The FDA had three years to develop those regulations; it took five. Finally, two years ago, the hearing health world braced for a transformation — one that still hasn’t quite happened.

“We have no evidence that OTC hearing aids have dramatically changed the hearing market,” said Nicholas Reed, an audiologist and epidemiologist at NYU Langone Health, US.

“Two years in, I would have thought we’d see a nice bump by now” in the number of people owning hearing aids, he added.

But the most recent National Health and Aging Trends study shows that although about two-thirds of Americans in their 70s and older have some degree of hearing loss, less than 30 per cent has hearing aids, a fairly consistent finding. Among Black, Hispanic and low-income seniors, ownership rates are even lower.

“Hearing loss is so gradual, a lot of people don’t realise they have it,” said Andy Sabin, a hearing scientist and scientific consultant to HearAdvisor, which tests and evaluates hearing aids.
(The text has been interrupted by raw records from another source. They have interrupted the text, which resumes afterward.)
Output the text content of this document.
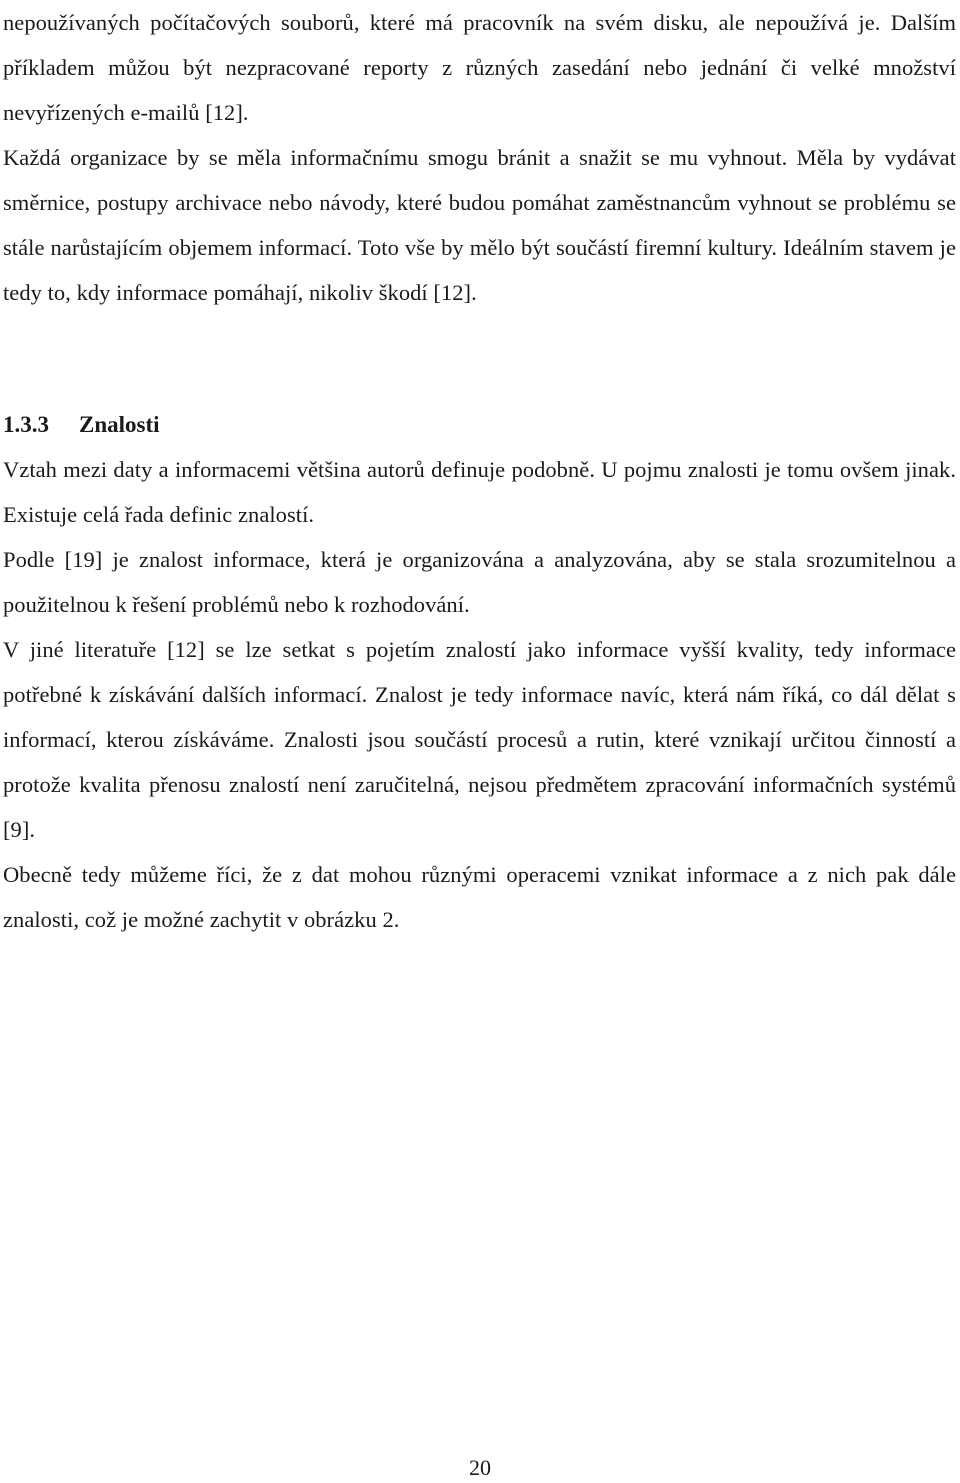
nepoužívaných počítačových souborů, které má pracovník na svém disku, ale nepoužívá je. Dalším příkladem můžou být nezpracované reporty z různých zasedání nebo jednání či velké množství nevyřízených e-mailů [12].

Každá organizace by se měla informačnímu smogu bránit a snažit se mu vyhnout. Měla by vydávat směrnice, postupy archivace nebo návody, které budou pomáhat zaměstnancům vyhnout se problému se stále narůstajícím objemem informací. Toto vše by mělo být součástí firemní kultury. Ideálním stavem je tedy to, kdy informace pomáhají, nikoliv škodí [12].

1.3.3 Znalosti

Vztah mezi daty a informacemi většina autorů definuje podobně. U pojmu znalosti je tomu ovšem jinak. Existuje celá řada definic znalostí.

Podle [19] je znalost informace, která je organizována a analyzována, aby se stala srozumitelnou a použitelnou k řešení problémů nebo k rozhodování.

V jiné literatuře [12] se lze setkat s pojetím znalostí jako informace vyšší kvality, tedy informace potřebné k získávání dalších informací. Znalost je tedy informace navíc, která nám říká, co dál dělat s informací, kterou získáváme. Znalosti jsou součástí procesů a rutin, které vznikají určitou činností a protože kvalita přenosu znalostí není zaručitelná, nejsou předmětem zpracování informačních systémů [9].

Obecně tedy můžeme říci, že z dat mohou různými operacemi vznikat informace a z nich pak dále znalosti, což je možné zachytit v obrázku 2.

20
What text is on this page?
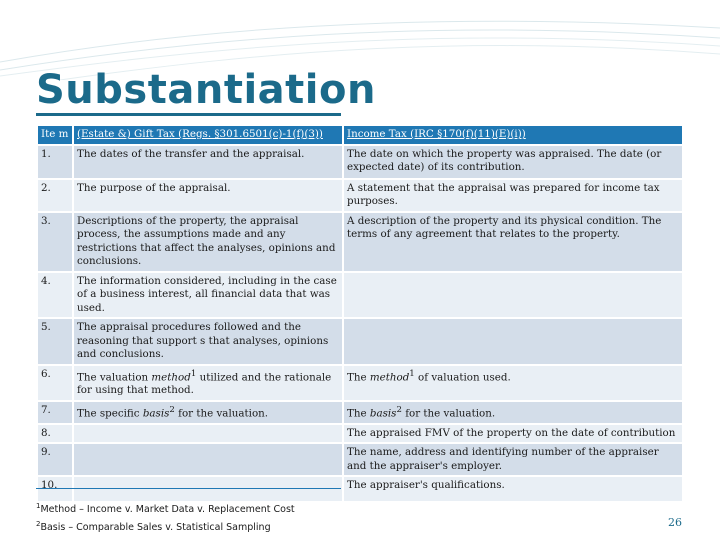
Substantiation
Ite m	(Estate &) Gift Tax (Regs. §301.6501(c)-1(f)(3))	Income Tax (IRC §170(f)(11)(E)(i))
1.	The dates of the transfer and the appraisal.	The date on which the property was appraised. The date (or expected date) of its contribution.
2.	The purpose of the appraisal.	A statement that the appraisal was prepared for income tax purposes.
3.	Descriptions of the property, the appraisal process, the assumptions made and any restrictions that affect the analyses, opinions and conclusions.	A description of the property and its physical condition. The terms of any agreement that relates to the property.
4.	The information considered, including in the case of a business interest, all financial data that was used.	
5.	The appraisal procedures followed and the reasoning that support s that analyses, opinions and conclusions.	
6.	The valuation method$^1$ utilized and the rationale for using that method.	The method$^1$ of valuation used.
7.	The specific basis$^2$ for the valuation.	The basis$^2$ for the valuation.
8.		The appraised FMV of the property on the date of contribution
9.		The name, address and identifying number of the appraiser and the appraiser's employer.
10.		The appraiser's qualifications.
$^1$Method – Income v. Market Data v. Replacement Cost
$^2$Basis – Comparable Sales v. Statistical Sampling	26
In fact, a regular survey by the Hearing Industries Association shows that it takes years for people who recognise they have hearing difficulties to buy a hearing aid, if they do at all.

But perhaps because of recent educational campaigns, that delay in seeking treatment has shrunk, from six years in the 2019 survey to four years in 2022. And now the entrance of Apple, a high-profile consumer company, into the OTC market might hasten such changes.

“That moment when they hear better” — and realise that birds are chirping outside the window — “a light goes on. And now that moment will be so much more accessible”, Sabin said. He anticipates that more manufacturers and software developers will follow Apple’s lead.

“We expect lots of other companies will also introduce hearing aid features in their earbuds,” he added. (In his day job, Sabin is an engineer at Bose, whose technology is already used in a brand of OTC hearing aids.)

Concern about older Americans’ hearing reflects a wave of research showing how crucial it is to physical and cognitive health. In 2020, a Lancet commission identified untreated hearing loss as the single greatest potentially modifiable risk factor for dementia.

Last year, researchers reported that among study participants who were older and less affluent, and thus more at risk, hearing aid use slowed the rate of cognitive decline by 48 per cent over three years. Untreated hearing loss also increases the risks of social isolation and depression, and it is associated with falls.

Though consumers can’t try the new software yet, Apple is “a well-known, trusted company” with global brand awareness, Reed added. That might induce more people with mild to moderate hearing loss — the cohort the Apple software is intended for — to become de facto hearing aid owners.

Another advantage: earbud use isn’t age-specific, possibly reducing the stigma of conventional hearing aids. Nobody will know whether an earbud wearer is listening to Arcade Fire or trying to understand a conversation.